Hujan mulai mereda, tetes-tetesnya semakin jarang, hanya menyisakan rintik halus di atas daun-daun yang gemetar. Di luar, langit masih kelabu, tetapi warnanya sudah lebih lembut, seolah dunia sedang menarik nafas panjang. Aku menatap mangkuk kosong di tanganku, masih ada sedikit rasa hangat yang tertinggal di bibir.
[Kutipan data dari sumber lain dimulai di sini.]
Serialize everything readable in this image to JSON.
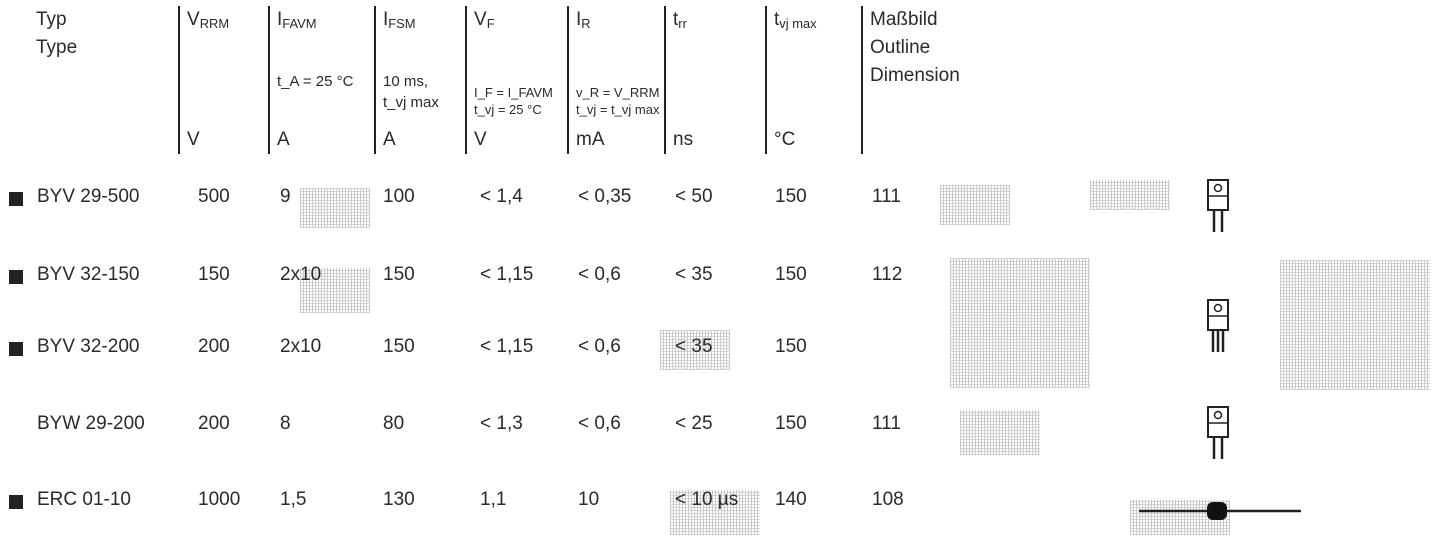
{
  "header": {
    "type": {
      "de": "Typ",
      "en": "Type"
    },
    "vrrm": {
      "sym": "V",
      "sub": "RRM",
      "unit": "V"
    },
    "ifavm": {
      "sym": "I",
      "sub": "FAVM",
      "cond": "t_A = 25 °C",
      "unit": "A"
    },
    "ifsm": {
      "sym": "I",
      "sub": "FSM",
      "cond1": "10 ms,",
      "cond2": "t_vj max",
      "unit": "A"
    },
    "vf": {
      "sym": "V",
      "sub": "F",
      "cond1": "I_F = I_FAVM",
      "cond2": "t_vj = 25 °C",
      "unit": "V"
    },
    "ir": {
      "sym": "I",
      "sub": "R",
      "cond1": "v_R = V_RRM",
      "cond2": "t_vj = t_vj max",
      "unit": "mA"
    },
    "trr": {
      "sym": "t",
      "sub": "rr",
      "unit": "ns"
    },
    "tvj": {
      "sym": "t",
      "sub": "vj max",
      "unit": "°C"
    },
    "outline": {
      "de": "Maßbild",
      "en": "Outline",
      "en2": "Dimension"
    }
  },
  "rows": [
    {
      "bullet": true,
      "type": "BYV 29-500",
      "vrrm": "500",
      "ifavm": "9",
      "ifsm": "100",
      "vf": "< 1,4",
      "ir": "< 0,35",
      "trr": "< 50",
      "tvj": "150",
      "outline": "111",
      "pkg": "to220-2"
    },
    {
      "bullet": true,
      "type": "BYV 32-150",
      "vrrm": "150",
      "ifavm": "2x10",
      "ifsm": "150",
      "vf": "< 1,15",
      "ir": "< 0,6",
      "trr": "< 35",
      "tvj": "150",
      "outline": "112",
      "pkg": "to220-3"
    },
    {
      "bullet": true,
      "type": "BYV 32-200",
      "vrrm": "200",
      "ifavm": "2x10",
      "ifsm": "150",
      "vf": "< 1,15",
      "ir": "< 0,6",
      "trr": "< 35",
      "tvj": "150",
      "outline": "",
      "pkg": ""
    },
    {
      "bullet": false,
      "type": "BYW 29-200",
      "vrrm": "200",
      "ifavm": "8",
      "ifsm": "80",
      "vf": "< 1,3",
      "ir": "< 0,6",
      "trr": "< 25",
      "tvj": "150",
      "outline": "111",
      "pkg": "to220-2"
    },
    {
      "bullet": true,
      "type": "ERC 01-10",
      "vrrm": "1000",
      "ifavm": "1,5",
      "ifsm": "130",
      "vf": "1,1",
      "ir": "10",
      "trr": "< 10 µs",
      "tvj": "140",
      "outline": "108",
      "pkg": "axial"
    }
  ]
}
Aku tak terburu-buru meletakkan sendok; sejenak, aku hanya memandang hening, membiarkan waktu mengalir begitu saja.
Suara hujan yang mulai mereda itu seperti sebuah penutupan yang sempurna, menggantikan segala kebisingan yang biasanya memenuhi pikiranku. Tidak ada yang perlu dikejar, tidak ada yang perlu ditunggu. Semua yang aku butuhkan ada di sini, dalam kesederhanaan—di rumah yang tenang, di hujan yang baru saja berlalu, dan dalam satu mangkuk mie yang telah habis kutelan.
Aku tersenyum pelan, merasa ringan. Mungkin ini yang selama ini kucari—bukan di tempat yang jauh, bukan dalam ambisi besar. Kebahagiaan bukanlah sesuatu yang harus dicapai, melainkan dirasakan, tepat di sini, dalam momen yang sederhana. Terkadang, hanya dengan duduk, meresapi detik demi detik, kita sudah cukup. Tidak perlu mengejar sesuatu, tidak perlu khawatir tentang yang akan datang.
Aku bangkit dari kursi, melangkah menuju pintu. Di luar, udara segar menyapu wajahku, membawa bau tanah basah yang menenangkan. Aku menghirupnya dalam-dalam, merasa hidup ini begitu penuh, begitu nyata. Tidak ada yang lebih penting selain berada di sini, sekarang—tanpa kekhawatiran, tanpa ambisi. Hanya aku, hujan yang reda, dan dunia yang sedang berputar dengan tenangnya.
Di saat seperti inilah aku merasa bersyukur aku masih hidup.